Microsoft Office Macros Continue to Be a Security Nightmare darkreading.com

Robert Lemos, writing in May at Dark Reading:

Microsoft Office documents with malicious macros — often called “maldocs” — have resurged as a vector to infect systems, growing in the last half of 2020 to account for more than a third of malicious attachments and, at one point in September 2020, accounting for almost 80% of malicious attachments, according to data from Sophos. 

Macros have had a long history of use by attackers, with many early viruses and worms — including the Melissa virus — using Office documents with malicious macros to spread. Both Microsoft Word documents and Excel spreadsheets are equally popular among attackers, and modern cybercrime services allow attackers to easily create maldocs. Some macros even allow attacks on the MacOS.

As I was writing earlier today about Safari’s slow development cycle compared to Chrome’s rapid introduction of APIs that pose new security and privacy risks, I remembered that we have been down this road before.

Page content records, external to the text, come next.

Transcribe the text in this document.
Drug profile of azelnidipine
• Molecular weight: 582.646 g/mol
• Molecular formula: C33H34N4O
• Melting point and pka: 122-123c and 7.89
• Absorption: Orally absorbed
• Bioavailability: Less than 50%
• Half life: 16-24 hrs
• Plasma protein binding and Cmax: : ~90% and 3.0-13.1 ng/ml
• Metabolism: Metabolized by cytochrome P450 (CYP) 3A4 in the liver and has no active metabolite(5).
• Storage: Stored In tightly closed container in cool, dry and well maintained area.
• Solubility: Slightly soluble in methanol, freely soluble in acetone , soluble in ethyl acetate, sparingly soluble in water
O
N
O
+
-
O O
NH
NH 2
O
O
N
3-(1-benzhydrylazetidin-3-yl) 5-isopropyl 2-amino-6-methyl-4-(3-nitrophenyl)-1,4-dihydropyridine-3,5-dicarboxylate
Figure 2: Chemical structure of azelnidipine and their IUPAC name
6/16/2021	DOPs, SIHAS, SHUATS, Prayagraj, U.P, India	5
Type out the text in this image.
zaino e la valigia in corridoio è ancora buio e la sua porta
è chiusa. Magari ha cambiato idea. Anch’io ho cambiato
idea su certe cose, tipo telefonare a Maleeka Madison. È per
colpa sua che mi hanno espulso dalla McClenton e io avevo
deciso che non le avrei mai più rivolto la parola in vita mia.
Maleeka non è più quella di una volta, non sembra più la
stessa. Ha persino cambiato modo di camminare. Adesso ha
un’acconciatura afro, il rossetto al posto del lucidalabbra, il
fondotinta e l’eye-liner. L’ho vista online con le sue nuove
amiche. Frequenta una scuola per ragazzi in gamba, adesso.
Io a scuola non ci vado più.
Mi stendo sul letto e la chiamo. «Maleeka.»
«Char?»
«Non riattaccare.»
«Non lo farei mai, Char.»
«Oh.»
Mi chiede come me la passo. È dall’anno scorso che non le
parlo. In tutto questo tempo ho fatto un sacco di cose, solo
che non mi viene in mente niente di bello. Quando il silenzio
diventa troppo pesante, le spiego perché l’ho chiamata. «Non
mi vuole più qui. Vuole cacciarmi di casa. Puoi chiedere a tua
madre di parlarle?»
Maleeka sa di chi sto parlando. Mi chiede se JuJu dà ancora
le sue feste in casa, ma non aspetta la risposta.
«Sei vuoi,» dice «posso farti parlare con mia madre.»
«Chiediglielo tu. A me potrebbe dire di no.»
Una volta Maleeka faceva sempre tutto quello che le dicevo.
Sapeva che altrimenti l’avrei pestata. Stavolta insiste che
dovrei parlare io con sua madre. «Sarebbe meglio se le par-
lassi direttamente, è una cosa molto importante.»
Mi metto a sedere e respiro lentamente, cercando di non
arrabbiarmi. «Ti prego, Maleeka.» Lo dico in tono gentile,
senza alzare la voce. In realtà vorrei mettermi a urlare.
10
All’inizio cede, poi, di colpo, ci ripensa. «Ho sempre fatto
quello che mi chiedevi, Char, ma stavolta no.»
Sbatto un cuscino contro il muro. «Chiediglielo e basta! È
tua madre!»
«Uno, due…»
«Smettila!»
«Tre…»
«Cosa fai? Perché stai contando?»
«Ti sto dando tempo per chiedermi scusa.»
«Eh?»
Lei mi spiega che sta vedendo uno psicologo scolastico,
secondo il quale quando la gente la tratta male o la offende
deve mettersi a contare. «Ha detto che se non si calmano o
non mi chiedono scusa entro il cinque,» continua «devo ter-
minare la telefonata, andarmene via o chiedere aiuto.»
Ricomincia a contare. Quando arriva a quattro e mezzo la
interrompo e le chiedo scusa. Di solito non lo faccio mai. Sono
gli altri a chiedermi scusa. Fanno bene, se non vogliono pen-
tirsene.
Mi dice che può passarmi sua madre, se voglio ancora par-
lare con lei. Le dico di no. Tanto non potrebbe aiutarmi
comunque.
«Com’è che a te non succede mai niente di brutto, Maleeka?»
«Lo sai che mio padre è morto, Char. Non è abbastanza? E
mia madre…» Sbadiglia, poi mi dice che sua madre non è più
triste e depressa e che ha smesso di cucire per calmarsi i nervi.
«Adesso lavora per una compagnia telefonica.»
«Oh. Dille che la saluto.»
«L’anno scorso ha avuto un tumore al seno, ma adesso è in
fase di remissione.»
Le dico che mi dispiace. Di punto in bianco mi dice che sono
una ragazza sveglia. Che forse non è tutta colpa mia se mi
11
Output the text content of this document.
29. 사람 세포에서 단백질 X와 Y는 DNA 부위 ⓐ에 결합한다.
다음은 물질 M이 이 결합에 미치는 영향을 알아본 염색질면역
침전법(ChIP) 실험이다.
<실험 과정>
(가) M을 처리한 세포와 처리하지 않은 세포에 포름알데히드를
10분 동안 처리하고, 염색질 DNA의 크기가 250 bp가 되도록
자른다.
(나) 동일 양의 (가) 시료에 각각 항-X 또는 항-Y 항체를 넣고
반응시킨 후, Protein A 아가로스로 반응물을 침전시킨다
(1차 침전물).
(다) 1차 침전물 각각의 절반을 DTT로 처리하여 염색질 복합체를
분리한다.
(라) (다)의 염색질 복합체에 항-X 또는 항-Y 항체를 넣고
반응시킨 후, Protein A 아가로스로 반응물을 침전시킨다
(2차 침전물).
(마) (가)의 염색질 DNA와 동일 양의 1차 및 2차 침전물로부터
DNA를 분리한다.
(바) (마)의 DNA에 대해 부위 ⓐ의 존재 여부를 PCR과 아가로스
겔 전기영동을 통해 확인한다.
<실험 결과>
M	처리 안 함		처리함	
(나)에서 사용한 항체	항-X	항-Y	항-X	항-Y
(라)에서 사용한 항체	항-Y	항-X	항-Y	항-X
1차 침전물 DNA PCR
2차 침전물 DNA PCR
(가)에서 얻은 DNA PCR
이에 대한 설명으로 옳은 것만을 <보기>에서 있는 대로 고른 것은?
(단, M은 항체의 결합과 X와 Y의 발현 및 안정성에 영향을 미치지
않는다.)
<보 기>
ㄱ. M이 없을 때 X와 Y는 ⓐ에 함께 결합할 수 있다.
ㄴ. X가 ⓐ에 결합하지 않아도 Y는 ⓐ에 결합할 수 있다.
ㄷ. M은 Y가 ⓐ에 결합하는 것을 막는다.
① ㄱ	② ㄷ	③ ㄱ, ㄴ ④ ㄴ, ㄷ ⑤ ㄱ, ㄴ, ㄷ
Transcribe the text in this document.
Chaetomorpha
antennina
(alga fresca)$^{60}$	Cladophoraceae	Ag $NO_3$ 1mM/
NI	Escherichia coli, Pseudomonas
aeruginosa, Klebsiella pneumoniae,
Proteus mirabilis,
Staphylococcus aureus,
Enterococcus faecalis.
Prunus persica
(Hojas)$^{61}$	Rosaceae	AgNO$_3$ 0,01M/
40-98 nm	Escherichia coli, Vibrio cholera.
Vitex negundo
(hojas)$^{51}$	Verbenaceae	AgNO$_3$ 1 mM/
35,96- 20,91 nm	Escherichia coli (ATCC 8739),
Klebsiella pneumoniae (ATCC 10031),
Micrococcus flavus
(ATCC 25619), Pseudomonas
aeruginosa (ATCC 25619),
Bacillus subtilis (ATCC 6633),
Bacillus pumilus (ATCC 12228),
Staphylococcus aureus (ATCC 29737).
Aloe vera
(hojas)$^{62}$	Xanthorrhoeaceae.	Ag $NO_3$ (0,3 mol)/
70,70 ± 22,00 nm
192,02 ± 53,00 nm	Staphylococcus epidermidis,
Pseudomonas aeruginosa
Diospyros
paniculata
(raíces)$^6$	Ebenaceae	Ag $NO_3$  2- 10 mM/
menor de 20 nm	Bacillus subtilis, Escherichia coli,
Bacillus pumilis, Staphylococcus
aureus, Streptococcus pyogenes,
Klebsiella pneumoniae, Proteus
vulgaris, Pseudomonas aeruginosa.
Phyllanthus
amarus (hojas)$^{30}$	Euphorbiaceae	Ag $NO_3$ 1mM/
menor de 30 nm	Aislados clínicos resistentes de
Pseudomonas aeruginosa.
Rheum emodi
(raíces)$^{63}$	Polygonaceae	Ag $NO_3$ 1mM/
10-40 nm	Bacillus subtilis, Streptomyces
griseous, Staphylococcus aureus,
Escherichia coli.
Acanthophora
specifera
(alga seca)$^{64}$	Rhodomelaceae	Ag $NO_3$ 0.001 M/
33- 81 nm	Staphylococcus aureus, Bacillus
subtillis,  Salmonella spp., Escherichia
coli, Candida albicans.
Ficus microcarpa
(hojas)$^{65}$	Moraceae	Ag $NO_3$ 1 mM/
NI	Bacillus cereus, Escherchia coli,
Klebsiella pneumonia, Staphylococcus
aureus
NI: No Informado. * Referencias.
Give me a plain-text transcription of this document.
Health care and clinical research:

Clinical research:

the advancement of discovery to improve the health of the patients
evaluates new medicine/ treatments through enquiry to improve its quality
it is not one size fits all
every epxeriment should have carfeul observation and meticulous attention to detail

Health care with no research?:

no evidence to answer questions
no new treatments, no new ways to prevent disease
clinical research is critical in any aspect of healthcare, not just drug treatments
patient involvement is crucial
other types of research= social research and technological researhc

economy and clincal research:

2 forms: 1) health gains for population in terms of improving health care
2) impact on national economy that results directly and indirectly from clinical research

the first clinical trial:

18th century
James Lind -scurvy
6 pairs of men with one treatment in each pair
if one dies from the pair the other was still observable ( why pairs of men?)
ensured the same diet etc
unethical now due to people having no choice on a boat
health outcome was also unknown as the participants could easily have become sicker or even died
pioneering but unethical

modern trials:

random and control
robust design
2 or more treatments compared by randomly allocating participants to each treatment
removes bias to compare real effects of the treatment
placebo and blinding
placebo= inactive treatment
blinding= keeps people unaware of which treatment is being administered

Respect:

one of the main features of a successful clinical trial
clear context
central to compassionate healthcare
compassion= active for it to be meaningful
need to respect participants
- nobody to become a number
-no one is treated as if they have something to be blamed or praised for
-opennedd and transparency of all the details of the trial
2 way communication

Microsoft Office, like the web, began purely as a document-based medium. But through features like macros, it became practical to create programs within Word documents and Excel spreadsheets. That opened up automation possibilities. It also created one of the most frequently-used exploit vectors on Windows. Microsoft has spent decades trying to improve security but, ultimately, individual users often find themselves as the ill-equipped defence against these attacks:

Overall, security awareness training may be the best way to harden the workforce against running macros. Microsoft has already added warnings by default to any attempt to run unsigned macros, but users can still accept macros and run them.

[…]

“Maybe we could see a shift in the industry or a shift in the use of it. We could really demand an alternative,” [Kilian Englert of Varonis] says. “Mistakes happen, and we shouldn’t ascribe blame to the end user. It is our job as security professionals to give them the best defenses that we can and then have tools to defend them.”

We ought to learn from these mistakes, not repeat them.